Jual beli emas secara tidak tunai baik melalui jual beli biasa atau jual beli murabahah itu hukumnya boleh (mubah/jaiz) selama emas tidak menjadi alat tukar yang resmi (uang) dengan ketentuan sebagai berikut :
- Harga jual (tsaman) tidak boleh bertambah selama jangka waktu perjanjian meskipun ada perpanjangan waktu setelah jatuh tempo.
- Emas yang dibeli dengan pembayaran tidak tunai boleh dijadikan jaminan (rahn)
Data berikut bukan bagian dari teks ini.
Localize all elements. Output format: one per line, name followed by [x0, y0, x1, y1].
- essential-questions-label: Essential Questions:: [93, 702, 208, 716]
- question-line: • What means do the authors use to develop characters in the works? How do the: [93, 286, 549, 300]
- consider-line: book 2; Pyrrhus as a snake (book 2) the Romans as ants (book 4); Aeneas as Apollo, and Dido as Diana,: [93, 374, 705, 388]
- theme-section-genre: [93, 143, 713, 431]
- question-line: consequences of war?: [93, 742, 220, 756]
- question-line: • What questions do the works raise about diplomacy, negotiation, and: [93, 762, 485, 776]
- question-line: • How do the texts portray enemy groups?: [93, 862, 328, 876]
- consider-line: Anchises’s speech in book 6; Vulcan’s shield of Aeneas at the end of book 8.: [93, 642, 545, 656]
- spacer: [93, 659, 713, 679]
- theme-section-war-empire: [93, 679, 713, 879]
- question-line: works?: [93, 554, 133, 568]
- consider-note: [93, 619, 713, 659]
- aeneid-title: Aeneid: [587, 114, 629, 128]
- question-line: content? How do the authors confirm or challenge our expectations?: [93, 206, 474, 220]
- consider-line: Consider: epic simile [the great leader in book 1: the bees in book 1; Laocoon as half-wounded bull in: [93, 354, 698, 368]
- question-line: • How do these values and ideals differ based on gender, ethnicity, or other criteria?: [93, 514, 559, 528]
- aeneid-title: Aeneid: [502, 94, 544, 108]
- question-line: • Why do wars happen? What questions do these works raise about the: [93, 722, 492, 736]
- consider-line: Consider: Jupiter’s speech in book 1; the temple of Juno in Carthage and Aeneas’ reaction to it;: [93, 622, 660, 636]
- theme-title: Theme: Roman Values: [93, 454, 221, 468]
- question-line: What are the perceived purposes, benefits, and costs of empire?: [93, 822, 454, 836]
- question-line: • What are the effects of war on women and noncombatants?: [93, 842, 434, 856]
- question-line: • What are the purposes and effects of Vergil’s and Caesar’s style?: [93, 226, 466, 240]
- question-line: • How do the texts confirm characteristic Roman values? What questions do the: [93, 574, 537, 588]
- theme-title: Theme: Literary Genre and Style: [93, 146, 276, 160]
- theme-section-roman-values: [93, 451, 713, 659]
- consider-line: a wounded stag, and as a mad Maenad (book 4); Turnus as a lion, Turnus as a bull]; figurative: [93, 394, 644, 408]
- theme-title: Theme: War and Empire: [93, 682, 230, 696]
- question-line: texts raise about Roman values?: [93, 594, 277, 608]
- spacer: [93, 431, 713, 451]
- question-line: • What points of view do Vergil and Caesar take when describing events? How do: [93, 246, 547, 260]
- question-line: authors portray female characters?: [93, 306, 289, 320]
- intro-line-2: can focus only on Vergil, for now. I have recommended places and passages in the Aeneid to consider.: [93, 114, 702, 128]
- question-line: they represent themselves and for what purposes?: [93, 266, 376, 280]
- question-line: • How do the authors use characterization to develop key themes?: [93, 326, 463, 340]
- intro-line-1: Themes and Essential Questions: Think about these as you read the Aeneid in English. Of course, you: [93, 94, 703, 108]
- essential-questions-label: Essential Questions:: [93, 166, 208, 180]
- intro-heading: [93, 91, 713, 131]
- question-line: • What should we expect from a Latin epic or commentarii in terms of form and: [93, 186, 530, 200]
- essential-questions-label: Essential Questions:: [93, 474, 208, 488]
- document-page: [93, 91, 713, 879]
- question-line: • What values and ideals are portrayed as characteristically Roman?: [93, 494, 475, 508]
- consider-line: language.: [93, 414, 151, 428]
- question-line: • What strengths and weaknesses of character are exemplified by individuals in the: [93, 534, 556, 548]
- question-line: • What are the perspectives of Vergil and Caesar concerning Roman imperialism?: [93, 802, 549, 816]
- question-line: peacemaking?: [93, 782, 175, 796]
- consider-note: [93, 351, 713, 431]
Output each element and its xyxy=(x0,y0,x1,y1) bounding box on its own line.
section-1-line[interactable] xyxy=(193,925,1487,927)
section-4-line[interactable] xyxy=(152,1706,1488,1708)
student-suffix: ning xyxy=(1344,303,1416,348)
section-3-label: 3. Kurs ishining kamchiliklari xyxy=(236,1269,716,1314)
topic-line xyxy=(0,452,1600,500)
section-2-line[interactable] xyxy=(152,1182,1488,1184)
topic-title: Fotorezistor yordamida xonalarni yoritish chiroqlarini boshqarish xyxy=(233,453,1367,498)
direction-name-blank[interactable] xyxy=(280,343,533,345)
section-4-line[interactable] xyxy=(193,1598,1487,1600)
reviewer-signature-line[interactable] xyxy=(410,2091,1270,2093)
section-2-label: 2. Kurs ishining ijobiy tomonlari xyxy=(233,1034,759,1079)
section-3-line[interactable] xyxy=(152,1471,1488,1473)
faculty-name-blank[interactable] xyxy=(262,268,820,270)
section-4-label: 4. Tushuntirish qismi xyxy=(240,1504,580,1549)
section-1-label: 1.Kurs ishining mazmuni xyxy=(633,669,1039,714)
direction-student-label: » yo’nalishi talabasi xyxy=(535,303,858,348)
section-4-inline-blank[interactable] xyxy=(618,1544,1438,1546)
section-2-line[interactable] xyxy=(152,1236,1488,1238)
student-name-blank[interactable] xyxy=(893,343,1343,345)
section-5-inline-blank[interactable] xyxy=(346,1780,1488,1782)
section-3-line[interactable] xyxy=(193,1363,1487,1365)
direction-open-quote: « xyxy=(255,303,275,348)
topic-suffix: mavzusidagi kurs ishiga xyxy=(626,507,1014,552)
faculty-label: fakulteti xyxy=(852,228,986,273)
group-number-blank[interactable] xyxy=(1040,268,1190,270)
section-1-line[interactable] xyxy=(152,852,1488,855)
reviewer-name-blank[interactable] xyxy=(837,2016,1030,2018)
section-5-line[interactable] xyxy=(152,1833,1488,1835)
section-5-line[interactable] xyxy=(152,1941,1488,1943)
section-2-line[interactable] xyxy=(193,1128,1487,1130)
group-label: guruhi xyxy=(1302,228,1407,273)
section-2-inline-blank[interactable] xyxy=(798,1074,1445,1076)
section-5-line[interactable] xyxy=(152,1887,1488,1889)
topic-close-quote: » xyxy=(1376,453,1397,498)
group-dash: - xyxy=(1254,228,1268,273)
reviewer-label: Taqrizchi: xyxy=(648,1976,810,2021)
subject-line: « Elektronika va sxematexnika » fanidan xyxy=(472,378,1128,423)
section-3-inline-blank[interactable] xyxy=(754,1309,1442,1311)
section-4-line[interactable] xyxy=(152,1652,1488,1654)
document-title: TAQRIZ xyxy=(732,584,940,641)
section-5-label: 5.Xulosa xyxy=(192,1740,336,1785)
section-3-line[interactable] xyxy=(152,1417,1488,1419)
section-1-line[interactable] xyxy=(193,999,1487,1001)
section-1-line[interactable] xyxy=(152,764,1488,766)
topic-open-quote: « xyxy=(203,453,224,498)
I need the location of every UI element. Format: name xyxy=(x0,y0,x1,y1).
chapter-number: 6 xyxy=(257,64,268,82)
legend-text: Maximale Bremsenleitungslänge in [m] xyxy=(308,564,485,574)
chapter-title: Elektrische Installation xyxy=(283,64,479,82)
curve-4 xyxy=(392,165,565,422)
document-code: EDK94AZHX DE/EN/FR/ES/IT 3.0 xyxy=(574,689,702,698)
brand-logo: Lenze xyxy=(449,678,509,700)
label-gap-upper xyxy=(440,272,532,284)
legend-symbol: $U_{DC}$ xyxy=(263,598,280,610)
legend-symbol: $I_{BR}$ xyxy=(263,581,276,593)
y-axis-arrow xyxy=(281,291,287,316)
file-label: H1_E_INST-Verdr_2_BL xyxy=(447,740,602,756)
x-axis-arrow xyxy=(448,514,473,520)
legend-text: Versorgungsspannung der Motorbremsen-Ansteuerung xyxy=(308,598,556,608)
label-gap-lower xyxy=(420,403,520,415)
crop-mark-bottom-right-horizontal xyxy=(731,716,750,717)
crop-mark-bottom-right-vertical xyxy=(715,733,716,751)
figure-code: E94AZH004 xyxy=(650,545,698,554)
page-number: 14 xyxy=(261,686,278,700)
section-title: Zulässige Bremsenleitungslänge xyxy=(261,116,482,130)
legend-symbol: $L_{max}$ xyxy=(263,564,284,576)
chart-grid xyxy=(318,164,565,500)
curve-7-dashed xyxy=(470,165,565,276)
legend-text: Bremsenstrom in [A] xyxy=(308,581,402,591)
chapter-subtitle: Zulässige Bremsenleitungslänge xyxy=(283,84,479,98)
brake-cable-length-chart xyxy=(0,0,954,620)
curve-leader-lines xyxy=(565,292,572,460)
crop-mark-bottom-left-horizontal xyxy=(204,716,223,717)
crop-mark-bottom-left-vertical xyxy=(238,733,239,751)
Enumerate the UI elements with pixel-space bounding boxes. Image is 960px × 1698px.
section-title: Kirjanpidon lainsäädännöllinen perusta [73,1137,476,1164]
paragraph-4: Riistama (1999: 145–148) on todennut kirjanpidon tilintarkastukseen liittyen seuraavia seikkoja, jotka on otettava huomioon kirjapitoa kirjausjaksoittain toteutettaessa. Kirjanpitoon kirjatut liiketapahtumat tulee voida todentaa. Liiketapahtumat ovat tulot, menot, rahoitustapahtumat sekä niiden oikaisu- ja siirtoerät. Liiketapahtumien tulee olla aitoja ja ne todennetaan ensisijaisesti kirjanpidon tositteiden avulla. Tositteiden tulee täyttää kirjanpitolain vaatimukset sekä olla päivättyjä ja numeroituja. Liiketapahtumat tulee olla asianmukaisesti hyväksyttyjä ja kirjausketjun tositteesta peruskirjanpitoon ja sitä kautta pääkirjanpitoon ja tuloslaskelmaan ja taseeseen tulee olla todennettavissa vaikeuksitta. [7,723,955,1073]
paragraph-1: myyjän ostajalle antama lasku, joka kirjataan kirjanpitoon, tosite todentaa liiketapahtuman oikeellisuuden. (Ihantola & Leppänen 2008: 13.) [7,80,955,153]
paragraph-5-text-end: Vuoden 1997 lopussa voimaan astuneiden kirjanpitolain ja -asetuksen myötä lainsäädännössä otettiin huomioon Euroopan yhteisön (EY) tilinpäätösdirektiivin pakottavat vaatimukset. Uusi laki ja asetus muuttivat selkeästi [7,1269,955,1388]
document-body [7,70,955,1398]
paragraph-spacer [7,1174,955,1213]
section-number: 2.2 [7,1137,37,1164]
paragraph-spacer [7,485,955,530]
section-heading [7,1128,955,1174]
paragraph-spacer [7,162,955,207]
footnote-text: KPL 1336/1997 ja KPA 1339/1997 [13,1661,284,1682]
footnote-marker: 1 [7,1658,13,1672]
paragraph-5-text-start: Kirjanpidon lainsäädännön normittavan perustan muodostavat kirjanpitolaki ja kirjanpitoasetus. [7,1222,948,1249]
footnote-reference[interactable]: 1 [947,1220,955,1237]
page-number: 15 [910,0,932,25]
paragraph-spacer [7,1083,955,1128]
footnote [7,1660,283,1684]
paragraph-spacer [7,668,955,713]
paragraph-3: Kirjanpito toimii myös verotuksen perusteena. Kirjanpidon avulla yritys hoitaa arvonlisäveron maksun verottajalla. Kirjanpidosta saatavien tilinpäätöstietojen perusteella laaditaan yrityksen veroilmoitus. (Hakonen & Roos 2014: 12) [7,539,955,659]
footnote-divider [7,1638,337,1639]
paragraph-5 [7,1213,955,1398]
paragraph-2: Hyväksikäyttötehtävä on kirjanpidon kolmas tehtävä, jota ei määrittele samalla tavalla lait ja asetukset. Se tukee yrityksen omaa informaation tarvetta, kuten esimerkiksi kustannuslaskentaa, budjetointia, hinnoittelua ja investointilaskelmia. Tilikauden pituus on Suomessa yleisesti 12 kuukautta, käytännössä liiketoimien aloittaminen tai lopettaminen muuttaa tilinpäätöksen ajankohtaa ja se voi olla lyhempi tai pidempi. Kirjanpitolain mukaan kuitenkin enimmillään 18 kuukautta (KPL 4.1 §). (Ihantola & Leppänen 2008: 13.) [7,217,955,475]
- Emas yang dijadikan jaminan sebagaimana dimaksud tidak boleh dijualbelikan atau dijadikan objek akad lain yang menyebabkan perpindahan kepemilikan.
Hadis Hadis Nabi yang Mengatur pertukaran (jual beli) emas dengan emas, perak dengan perak, serta emas dengan perak atau sebaliknya, mensyaratkan beberapa hal antara lain, pertukaran itu dilakukan secara tunai dan jika dilakukan secara tidak tunai, maka ulama sepakat bahwa pertukaran tersebut dinyatakan sebagai transaksi riba.
Saat ini, masyarakat dunia tidak lagi memperlakukan emas atau perak sebagai uang tapi memperlakukannya sebagai barang (sil’ah).
Demikian juga, Ibnu Tamiyah dan Ibnu Al-Qayyim menegaskan bahwa jika emas atau perak tidak lagi difungskan sebagai uang, misalnya telah dijadikan perhiasan, maka emas atau perak tersebut berstatus sama dengan barang (sil’ah).
Berdasarkan hal hal tersebut dan dengan memperhatikan qaidah ushul al-fiqh dan qaidah fiqh sebagaimana dikemukakan, maka saat ini syarat-syarat atau ketentuan hukum dalam pertukaran emas dan perak yang ditetapkan oleh hadis Nabi tidak berlaku lagi dalam pertukaran emas dengan uang yang berlaku saat ini.